“Quanto Norman deve fare, in quella normale domenica, è lasciare la moglie che, peraltro, è la madre dei suoi figli. Niente di più e niente di meno. Sono mesi che ne parla. Quanto a Louise, lei non ha preteso niente: ha deciso, un giorno di cinque anni prima, di non pretendere più niente dagli uomini. È stato Norman a parlarne per primo, a proporre spontaneamente di metter fine a quella situazione equivoca, di finirla con le menzogne alla sua legittima sposa, con gli appuntamenti clandestini, con le telefonate interrotte precipitosamente mentre Louise rimane attaccata a una cornetta che le lancia nell’orecchio il segnale di occupato. Un giorno ha pensato che non poteva più andare avanti così, nel segreto, nella dissimulazione, negli abbracci che si abbreviano perché bisogna tornare al tetto coniugale, nelle notti che si cominciano e non si finiscono mai insieme, finirla con i baci sulle soglie, i contrattempi dell’ultimo momento, le scuse cui non crederebbe nemmeno un bambino, le spiegazioni confuse, le giustificazioni umilianti. Ha ritenuto che si dovesse fare chiarezza una volta per tutte, smetterla con le ipocrisie e dire la verità, la verità nuda e cruda, per quanto dolorosa, e arrivare alla rottura, alla separazione, all’abbandono. Louise ricorda che, quando ha sentito Norman fare la sua sparata come ormai se ne fanno soltanto a teatro, ignorava del tutto se fosse lei quella lasciata, o quella per la quale si lasciava un’altra. Soltanto alla fine, quando ha sentito il proprio nome attaccato a ‘voglio vivere con te’, ha ammesso che la prescelta era lei”.

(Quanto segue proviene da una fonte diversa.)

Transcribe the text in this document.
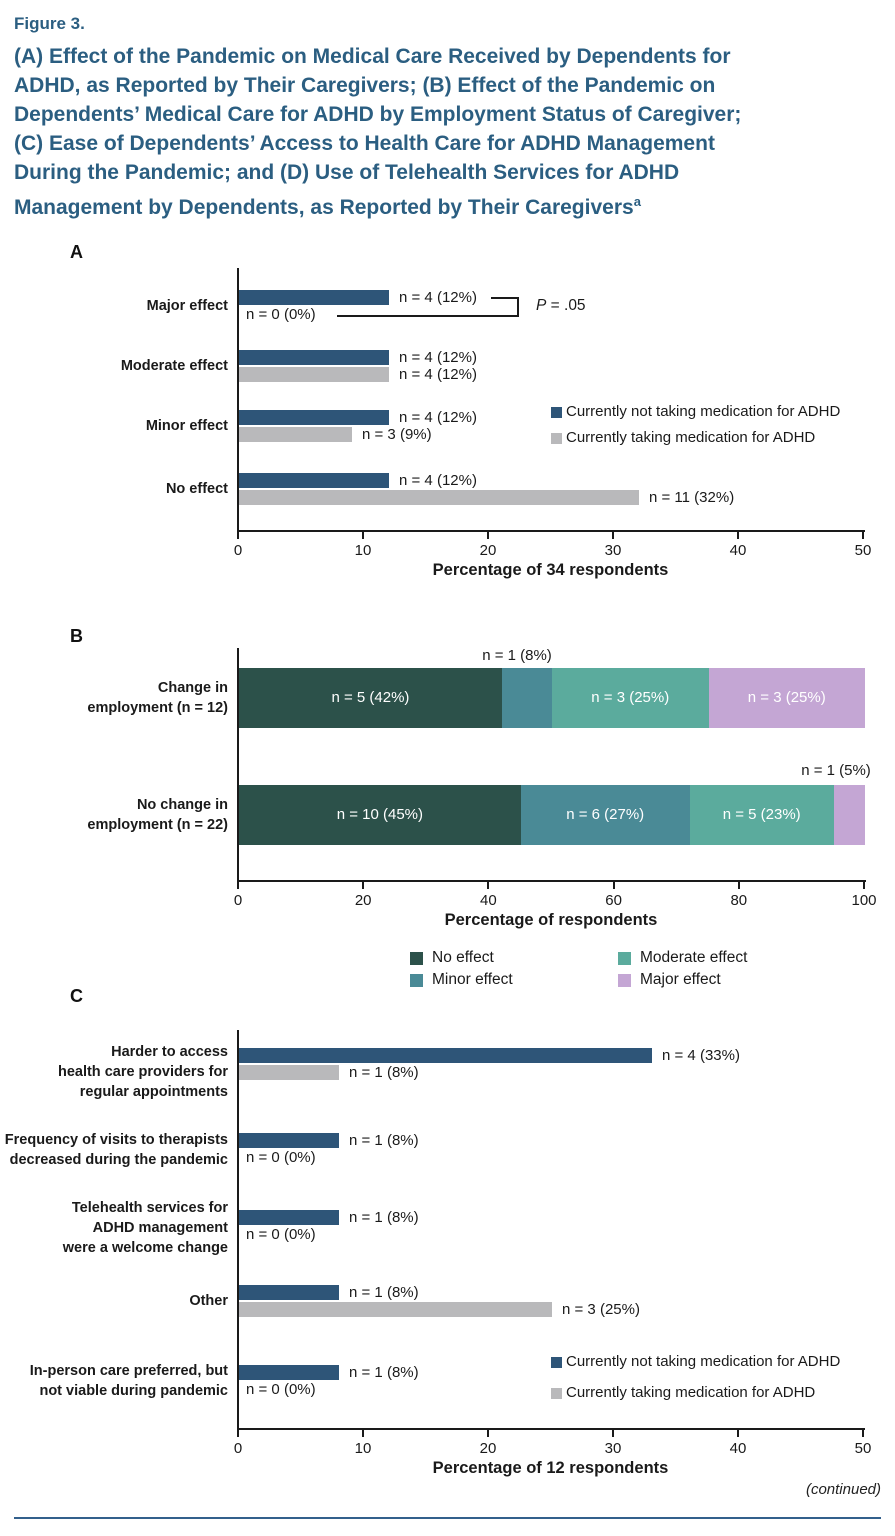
Figure 3.
(A) Effect of the Pandemic on Medical Care Received by Dependents for
ADHD, as Reported by Their Caregivers; (B) Effect of the Pandemic on
Dependents’ Medical Care for ADHD by Employment Status of Caregiver;
(C) Ease of Dependents’ Access to Health Care for ADHD Management
During the Pandemic; and (D) Use of Telehealth Services for ADHD
Management by Dependents, as Reported by Their Caregivers$^a$
(continued)
A
Major effect
Moderate effect
Minor effect
No effect
n = 4 (12%)
n = 4 (12%)
n = 4 (12%)
n = 4 (12%)
n = 0 (0%)
n = 4 (12%)
n = 3 (9%)
n = 11 (32%)
0	10	20	30	40	50
Percentage of 34 respondents
Currently not taking medication for ADHD
Currently taking medication for ADHD
P = .05
B
Change in
employment (n = 12)
No change in
employment (n = 22)
n = 5 (42%)
n = 1 (8%)
n = 3 (25%)	n = 3 (25%)
n = 10 (45%)	n = 6 (27%)	n = 5 (23%)
n = 1 (5%)
0	20	40	60	80	100
Percentage of respondents
No effect	Moderate effect
Minor effect	Major effect
C
Harder to access
health care providers for
regular appointments
Frequency of visits to therapists
decreased during the pandemic
Telehealth services for
ADHD management
were a welcome change
Other
In-person care preferred, but
not viable during pandemic
n = 4 (33%)
n = 1 (8%)
n = 1 (8%)
n = 1 (8%)
n = 1 (8%)
n = 1 (8%)
n = 0 (0%)
n = 0 (0%)
n = 3 (25%)
n = 0 (0%)
0	10	20	30	40	50
Percentage of 12 respondents
Currently not taking medication for ADHD
Currently taking medication for ADHD
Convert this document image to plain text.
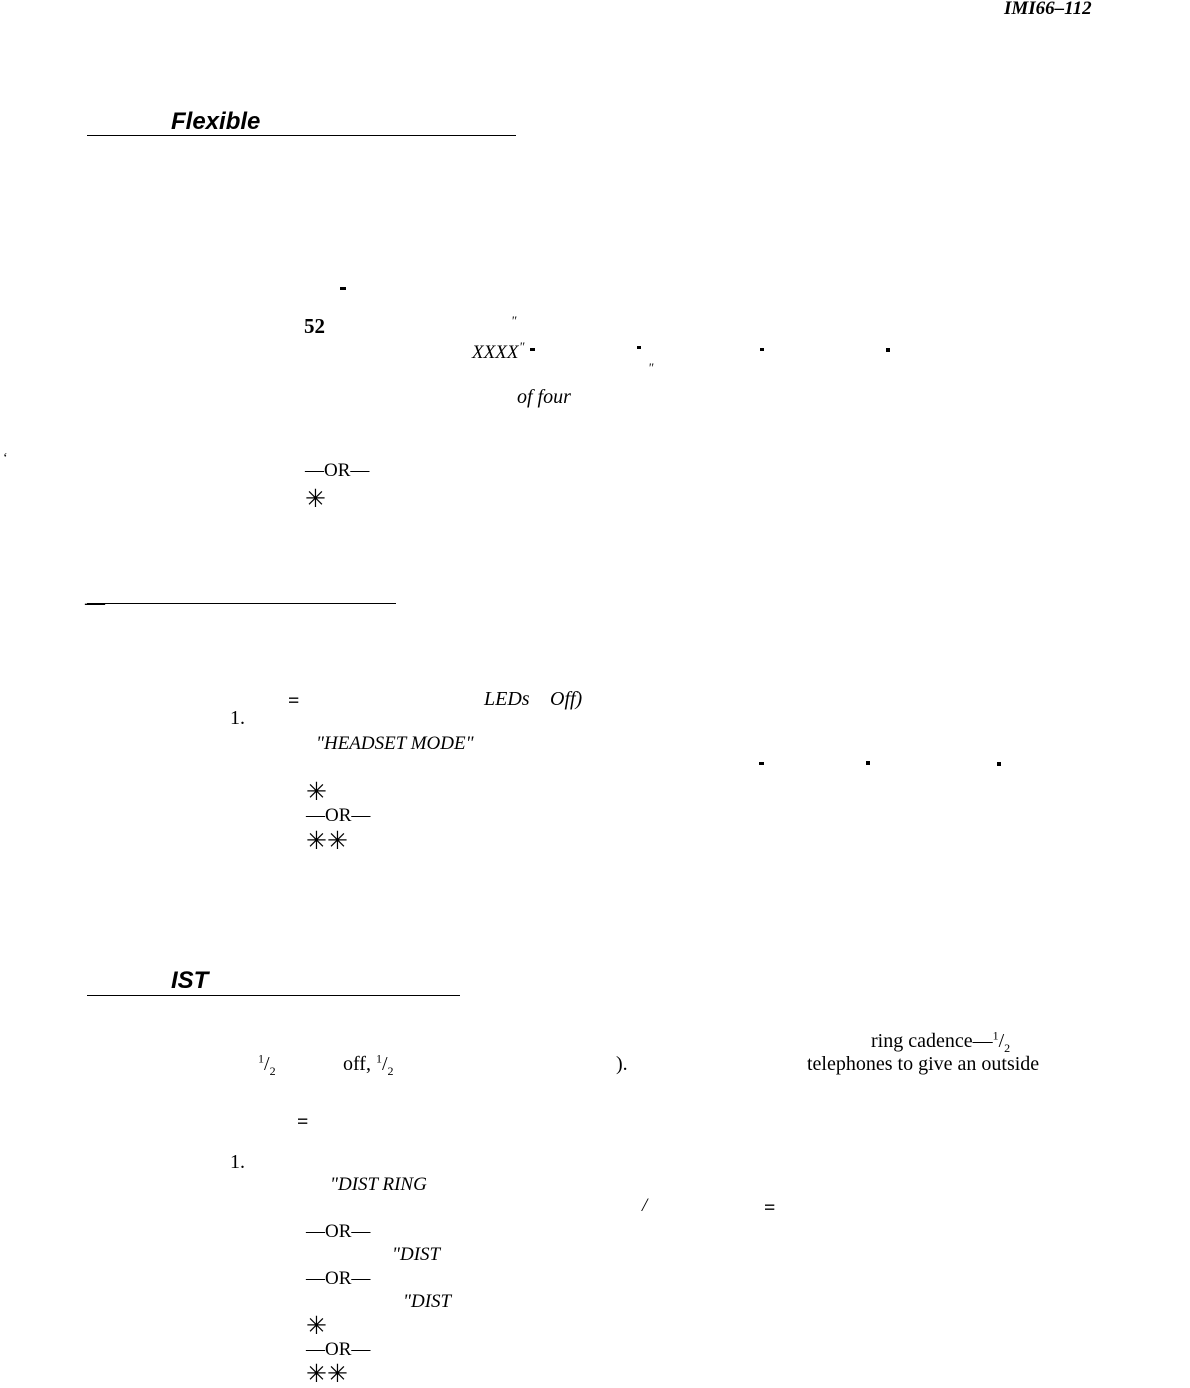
IMI66–112
Flexible
52	"
XXXX "
"
of four
‘
—OR—
✳
—
=	LEDs Off)
1.
"HEADSET MODE"
✳
—OR—
✳✳
IST
ring $cadence—^1/_2$
$^1/_2$	off, $^1/_2$	).	telephones to give an outside
=
1.
"DIST RING
/	=
—OR—
"DIST
—OR—
"DIST
✳
—OR—
✳✳
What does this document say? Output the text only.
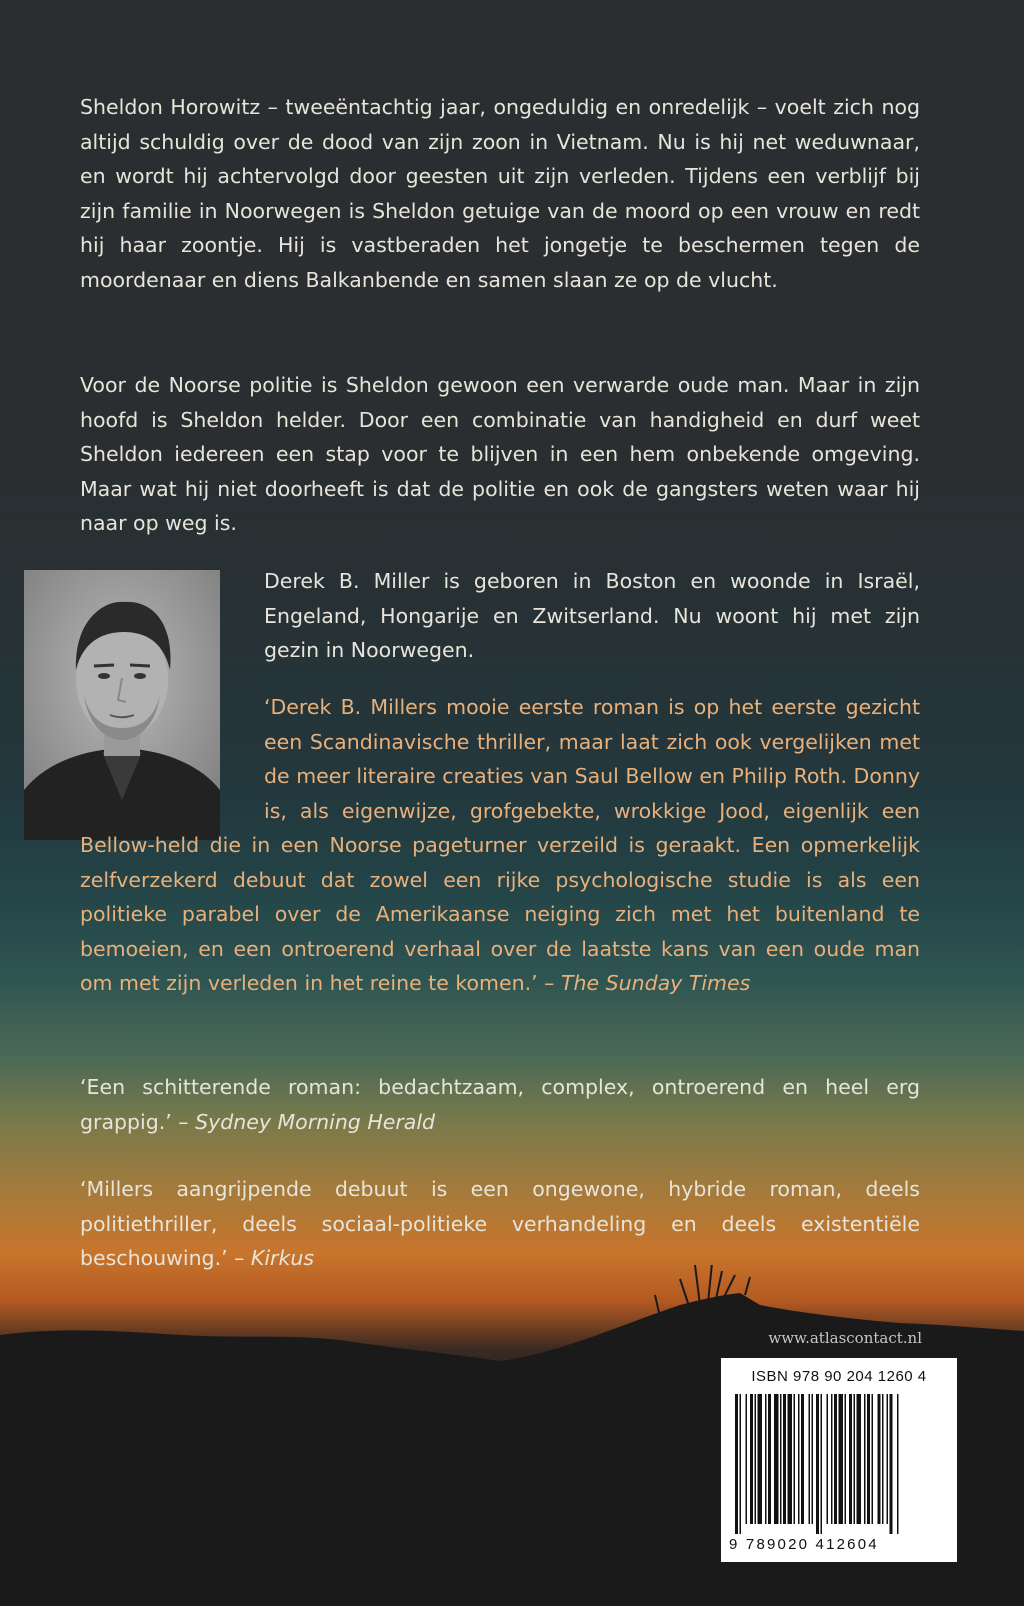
Sheldon Horowitz – tweeëntachtig jaar, ongeduldig en onredelijk – voelt zich nog altijd schuldig over de dood van zijn zoon in Vietnam. Nu is hij net weduwnaar, en wordt hij achtervolgd door geesten uit zijn verleden. Tijdens een verblijf bij zijn familie in Noorwegen is Sheldon getuige van de moord op een vrouw en redt hij haar zoontje. Hij is vastberaden het jongetje te beschermen tegen de moordenaar en diens Balkanbende en samen slaan ze op de vlucht.

Voor de Noorse politie is Sheldon gewoon een verwarde oude man. Maar in zijn hoofd is Sheldon helder. Door een combinatie van handigheid en durf weet Sheldon iedereen een stap voor te blijven in een hem onbekende omgeving. Maar wat hij niet doorheeft is dat de politie en ook de gangsters weten waar hij naar op weg is.

Derek B. Miller is geboren in Boston en woonde in Israël, Engeland, Hongarije en Zwitserland. Nu woont hij met zijn gezin in Noorwegen.

‘Derek B. Millers mooie eerste roman is op het eerste gezicht een Scandinavische thriller, maar laat zich ook vergelijken met de meer literaire creaties van Saul Bellow en Philip Roth. Donny is, als eigenwijze, grofgebekte, wrokkige Jood, eigenlijk een Bellow-held die in een Noorse pageturner verzeild is geraakt. Een opmerkelijk zelfverzekerd debuut dat zowel een rijke psychologische studie is als een politieke parabel over de Amerikaanse neiging zich met het buitenland te bemoeien, en een ontroerend verhaal over de laatste kans van een oude man om met zijn verleden in het reine te komen.’ – The Sunday Times

‘Een schitterende roman: bedachtzaam, complex, ontroerend en heel erg grappig.’ – Sydney Morning Herald

‘Millers aangrijpende debuut is een ongewone, hybride roman, deels politiethriller, deels sociaal-politieke verhandeling en deels existentiële beschouwing.’ – Kirkus

www.atlascontact.nl
ISBN 978 90 204 1260 4
9 789020 412604
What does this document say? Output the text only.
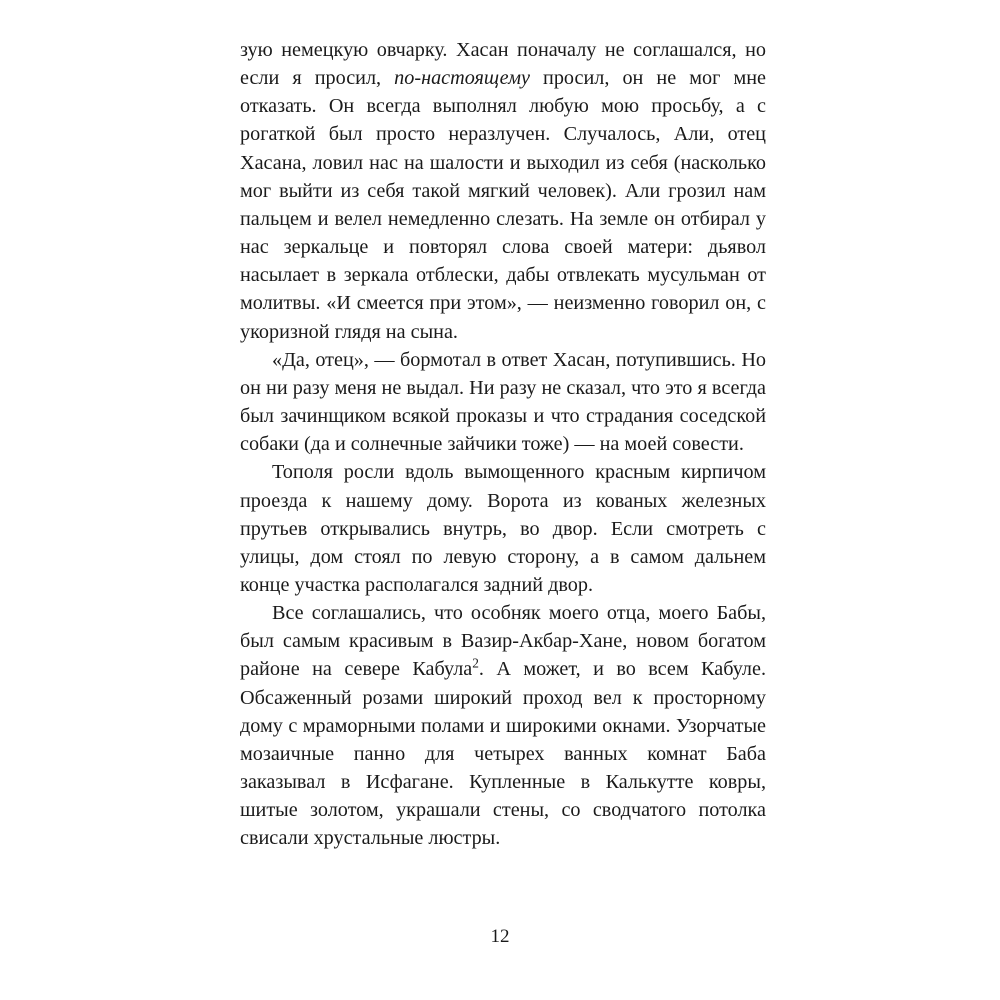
зую немецкую овчарку. Хасан поначалу не соглашался, но если я просил, по-настоящему просил, он не мог мне отказать. Он всегда выполнял любую мою просьбу, а с рогаткой был просто неразлучен. Случалось, Али, отец Хасана, ловил нас на шалости и выходил из себя (насколько мог выйти из себя такой мягкий человек). Али грозил нам пальцем и велел немедленно слезать. На земле он отбирал у нас зеркальце и повторял слова своей матери: дьявол насылает в зеркала отблески, дабы отвлекать мусульман от молитвы. «И смеется при этом», — неизменно говорил он, с укоризной глядя на сына.

«Да, отец», — бормотал в ответ Хасан, потупившись. Но он ни разу меня не выдал. Ни разу не сказал, что это я всегда был зачинщиком всякой проказы и что страдания соседской собаки (да и солнечные зайчики тоже) — на моей совести.

Тополя росли вдоль вымощенного красным кирпичом проезда к нашему дому. Ворота из кованых железных прутьев открывались внутрь, во двор. Если смотреть с улицы, дом стоял по левую сторону, а в самом дальнем конце участка располагался задний двор.

Все соглашались, что особняк моего отца, моего Бабы, был самым красивым в Вазир-Акбар-Хане, новом богатом районе на севере Кабула$^2$. А может, и во всем Кабуле. Обсаженный розами широкий проход вел к просторному дому с мраморными полами и широкими окнами. Узорчатые мозаичные панно для четырех ванных комнат Баба заказывал в Исфагане. Купленные в Калькутте ковры, шитые золотом, украшали стены, со сводчатого потолка свисали хрустальные люстры.

12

Avete presente Nighthawks, I nottambuli, il quadro di Edward Hopper? Quello che ritrae un bar, il Phillies, all’incrocio di due strade, in una notte americana, il cameriere dietro al bancone, un uomo di spalle e, di tre quarti, un uomo e una donna vestita di rosso, seduti l’uno accanto all’altra?
Philippe Besson ha costruito un romanzo, breve ma intensissimo, dando vita e voce e una storia al barman e alla coppia seduta di fronte a lui. Louise sta aspettando Norman, l’uomo con il quale ha una relazione. Lui è sposato ma ha scelto lei. Mentre la donna attende lui sta lasciando la moglie. Ben, il barman, la conosce bene, è da tempo che la donna si siede lì. A un tratto il classico suono delle porte d’entrata dei locali americani annuncia un nuovo cliente. Ben resta senza fiato. Quando l’uomo si avvicina e prende posto accanto a Louise anche la sua reazione non è diversa: Stephen Townsend era il suo fidanzato, quando stavano insieme frequentavano quel posto, era il loro preferito, a Cape Cod. Poi Stephen un giorno le disse che era finita, che avrebbe sposato un’amica comune, Rachel. Se il mondo le crollò addosso? Certo. Ma dalle catastrofi d’amore, purtroppo o per fortuna, prima o poi ci si riprende. Per cadere in una nuova, spesso identica all’altra.
Non voglio anticiparvi altro, no, sarebbe un peccato. Vi invito a regalarvi un paio d’ore di lettura elegantissima e affilata come il bisturi di un chirurgo. La storia di Louise, il suo passato con Stephen, le modalità di un amore che ci tradisce, quelle di chi ci vuole regalare in fondo non sa neanche lui cosa, se un cuore o solo qualche battito sporadico, qualche aritmia innocua. E ancora le menzogne, la fuga, le altre sere in cui non ci si vedrà più. In ultimo, un possibile ritorno, da chi un tempo ci ha annientati. Ognuno ha la sua storia, ma “non si guarisce dalle ferite riaprendole”.